14/9/2009 – Primeira noite no Campo 1
Já conhecendo o caminho até o campo 1, fomos liberados por Victor para subir no horário que quiséssemos, mas sempre em grupos de no mínimo duas pessoas. Neste terreno acidentado e isolado, uma simples torção de tornozelo pode tornar-se um problema sério caso você esteja sozinho. Saio com a Andrea após um descontraído café da manhã e fazemos a caminhada ao campo 1 em um pouco mais de três horas, apesar de nossas mochilas pesadas. O plano de aclimatação está funcionando perfeitamente bem e a cada vez consigo fazer o mesmo trecho com mais rapidez e facilidade. O plano para este ciclo é dormir uma noite no campo 1, no dia seguinte chegar próximo ao campo 2 e daí voltar ao campo base para recuperação por duas noites antes de iniciar o segundo ciclo.
Caminho bem até o começo da subida íngrime que leva do Lake Camp ao Campo 1 e começo a ter uma leve dor de cabeça e bastante enjôo. Chego ao campo 1 em um excelente tempo, mas me sentindo muito mal. Vou direto para a barraca que nossos sherpas já haviam montado dois dias atrás e lá fico ouvindo as vozes excitadas de todos os outros membros do grupo conforme vão chegando. A paisagem deve estar espetacular, mas não tenho disposição de sair da barraca para admirar. Tento comer e hidratar-me, coisa que, com a altitude, vai tornando-se mais e mais um trabalho e menos um prazer. Mas, a náusea vai piorando, embora a saturação sanguínea (porcentagem de glóbulos vermelhos carregando oxigênio medido através de um oxímetro) esteja razoavelmente boa e a dor de cabeça melhorando. Passo toda a tarde deitado dormitando até que de repente levanto e tenho o tempo exato de abrir o zíper da barraca e vomitar uma quantidade imensa de líquidos e comida não digerida. Sei então que os planos de subir no dia seguinte para mim estão cancelados. Passo a noite sentindo-me mal física e psicologicamente. Novamente, como em tantas outras vezes na minha experiência de escalador, eu me deparo com uma condição de saúde que ameaça meus planos.

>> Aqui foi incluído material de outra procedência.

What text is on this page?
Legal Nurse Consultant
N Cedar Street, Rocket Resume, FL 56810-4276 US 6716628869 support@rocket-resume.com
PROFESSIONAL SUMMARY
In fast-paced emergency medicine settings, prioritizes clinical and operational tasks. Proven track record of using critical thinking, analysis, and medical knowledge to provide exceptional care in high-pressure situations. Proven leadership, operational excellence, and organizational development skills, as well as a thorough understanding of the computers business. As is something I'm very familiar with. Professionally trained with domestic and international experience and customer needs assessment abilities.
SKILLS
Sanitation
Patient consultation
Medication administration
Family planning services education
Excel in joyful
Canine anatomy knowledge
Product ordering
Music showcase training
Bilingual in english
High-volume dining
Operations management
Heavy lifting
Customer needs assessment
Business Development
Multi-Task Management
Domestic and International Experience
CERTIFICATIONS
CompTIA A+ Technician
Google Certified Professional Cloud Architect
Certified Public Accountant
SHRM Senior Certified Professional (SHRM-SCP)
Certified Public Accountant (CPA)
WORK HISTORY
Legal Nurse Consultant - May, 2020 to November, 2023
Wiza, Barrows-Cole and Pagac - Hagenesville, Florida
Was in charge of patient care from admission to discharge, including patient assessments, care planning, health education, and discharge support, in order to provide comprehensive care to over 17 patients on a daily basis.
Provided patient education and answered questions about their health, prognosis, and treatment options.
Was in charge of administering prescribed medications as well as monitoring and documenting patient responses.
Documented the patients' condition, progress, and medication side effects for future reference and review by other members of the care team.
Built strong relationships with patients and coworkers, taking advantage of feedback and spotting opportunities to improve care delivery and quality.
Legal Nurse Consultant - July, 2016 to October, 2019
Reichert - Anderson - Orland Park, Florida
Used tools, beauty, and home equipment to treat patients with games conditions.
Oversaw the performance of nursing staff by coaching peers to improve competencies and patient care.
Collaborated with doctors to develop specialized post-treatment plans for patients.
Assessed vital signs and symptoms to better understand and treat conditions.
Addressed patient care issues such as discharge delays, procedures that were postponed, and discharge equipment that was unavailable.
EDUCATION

Enquanto deixo-me ficar deitado na barraca lembro-me de problemas semelhantes no Chimborazo e no Sajama no ano passado quando também tinha tido náusea e vômitos no dia de cume. Nessas ocasiões, apesar disso, ainda consegui chegar ao topo, mas agora é diferente. Estou frente a um desafio muito maior e meu processo de aclimatação estará prejudicado se não conseguir subir amanhã. Adormeço com pensamentos sombrios e preocupado
16/9/2009 – O segundo dia mais alto de minha vida
Saímos as 9 da manhã com um lindo céu azul e temperatura agradável o suficiente para usar uma camiseta de manga curta. Minha mochila estava com 20 quilos levando tudo o que eu precisava para essas duas noites a 6.400 metros. Pensei que tudo sairia sem problemas já que há três dias já tínhamos feito uma caminhada sem peso até o campo 1. Agora estava com peso, mas não precisaria voltar todo o longo caminho até o base e estava três noites mais aclimatado. Estava levando meu sleeping bag -50 graus, meu casaco -40 graus, dois colchonetes, roupas quentes, ice axe, crampons, cadeirinha, ascensor, mosquetões e mais uma serie de coisas. Desta forma nossa próxima viagem ao campo 1 poderia ser mais leve.
Estamos começando hoje o primeiro dos três ciclos programados que nos levará ao cume. A idéia é subir ao campo 1 e passar duas noites lá chegando o mais próximo possível ao campo 2. Daí descer, descansar duas noites no base e daí começar o segundo ciclo dormindo uma noite no campo 1, uma no campo 2 e chegar ao campo 3 já a 7500 metros e em seguida descer ao base para se recuperar. Virá então o terceiro e último ciclo dormindo uma noite no 1, uma no 2, uma no 3 e daí partir para o cume. Essa é a idéia, mas muitas coisas podem fazer com que tenhamos que mudar nossos planos como desempenho do grupo e condições climáticas. Deste plano se pode perceber uma coisa muito importante quando se trata de montanhas de mais de 8.000 metros. Existe a necessidade de descer ao campo base, abaixo de 6.000 metros para o organismo se recuperar dos esforços feitos acima desta altitude. Mesmo que você coma praticamente não existe absorção e mesmo descansando o organismo não consegue se recuperar. Por isso a idéia de vários ciclos.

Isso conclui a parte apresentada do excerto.